Ils allèrent s'asseoir sur un tronc d'arbre pour assister au combat d'Elysis et d'Illusion. Elysis faisait des gestes complexes des mains et des lianes sortaient du sol pour foncer vers Illusion qui disparaissait juste au bon moment. Mais cela lui demandait beaucoup d'energie et elle réapparaissait toujours plus ou moins essoufflée. Elysis elle, se retenait, elle devança la tentative de disparition de son amie en créant une toile de liane sur le sol. Dés qu'Illusion posa ses pieds sur la terre ferme, elle se retrouva enserrée par les lianes qui montèrent enlacées jusqu'au cou de celle-ci. Elle tenta de disparaître pour se dégager de l'étau végétal mais Elysis tenait bon, on voyait des gouttes de sueurs perler sur son front. Alors qu'Illusion paraissait plus floue par moment quand elle tentait de s'évanouir dans les airs, Elysis en profitait pour serrer encore plus les poings et bientôt la captive dut lui dire en haletant.
- c'est bon tu as gagné !!
Aussitôt son amie libéra l'emprise et vint vers elle en lui donna une gourde d'eau. Illusion but goulûment sans cesser de devenir floue par moment. Larâ s'en inquiéta mais celle-ci lui répondit
- c'est normal après un effort aussi important, ça va passer !

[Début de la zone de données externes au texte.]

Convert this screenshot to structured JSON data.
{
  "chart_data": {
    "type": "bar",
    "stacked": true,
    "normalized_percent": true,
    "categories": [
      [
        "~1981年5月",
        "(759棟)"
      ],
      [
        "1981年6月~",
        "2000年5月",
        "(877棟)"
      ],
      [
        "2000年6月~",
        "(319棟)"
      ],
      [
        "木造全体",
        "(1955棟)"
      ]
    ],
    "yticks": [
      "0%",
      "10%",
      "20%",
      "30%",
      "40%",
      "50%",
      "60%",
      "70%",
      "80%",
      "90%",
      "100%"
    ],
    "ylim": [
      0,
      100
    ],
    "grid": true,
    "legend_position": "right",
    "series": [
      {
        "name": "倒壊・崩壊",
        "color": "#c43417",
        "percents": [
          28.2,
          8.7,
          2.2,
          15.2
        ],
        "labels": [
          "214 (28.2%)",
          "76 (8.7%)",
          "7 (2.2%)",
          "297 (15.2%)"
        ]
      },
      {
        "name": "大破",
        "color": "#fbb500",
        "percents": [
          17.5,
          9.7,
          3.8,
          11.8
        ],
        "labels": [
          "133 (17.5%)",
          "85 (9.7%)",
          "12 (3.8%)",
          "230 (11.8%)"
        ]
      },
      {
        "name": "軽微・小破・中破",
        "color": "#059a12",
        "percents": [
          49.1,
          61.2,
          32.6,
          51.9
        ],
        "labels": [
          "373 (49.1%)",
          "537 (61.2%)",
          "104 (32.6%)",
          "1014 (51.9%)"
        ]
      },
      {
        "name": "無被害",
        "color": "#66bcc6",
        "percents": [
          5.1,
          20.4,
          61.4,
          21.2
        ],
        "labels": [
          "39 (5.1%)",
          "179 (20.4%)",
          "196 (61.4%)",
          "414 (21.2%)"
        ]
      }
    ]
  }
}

Ils assistèrent à la démonstration de force des soldats comme des spectateurs dans une arène. Nalio ne put s'empêcher de lancer un défi à Lukâs qui jusque la, s'entraînait avec Alfis. Il accepta avec joie et après avoir demandé qu'elle arme devait -il prendre, il se campa devant le jeune homme avec son épée tandis que Nalio tenait deux dagues. Larâ siffla pour lancer le départ du combat et Lukâs bondit en avant. Nalio esquiva adroitement son attaque, souple comme une ombre. Il dut faire face à une nouvelle attaque et cette fois para avec ses deux dagues croisées devant lui. Alors que Lukâs montrait sa force impressionnante en pointant, feintant de tous sens, Nalio lui montrait son habilité remarquable en esquivant tous les coups, laissant son adversaire se fatiguer bien avant lui. Lukâs parvint à le désarmer en lui retirant une dague qui alla voler aux pieds de Torza. Il ne lui rester plus qu'une arme mais cela ne parut pas l'émouvoir. De plus le regard que Larâ posait sur lui l'aurait convaincu de se battre sans armes avec n'importe quel adversaire. Il tendit la jambe en une fraction de seconde et Lukâs s'affala au sol lourdement. Nalio lui mit la dague sous le cou et dit d'une voix triomphante
- comme quoi la force ne fait pas tout ! La ruse peut vaincre !
Lukâs sourit en se relevant difficilement et lui dit
- tu as raison je me suis laissé distraire ! Avec un adversaire comme toi il faut être attentif !
Quand tous se dispersèrent il n'y eut que Nalio pour voir le regard amoureux que Larâ lui lança. Ce fut presque avec soulagement qu'il retrouva ses bras.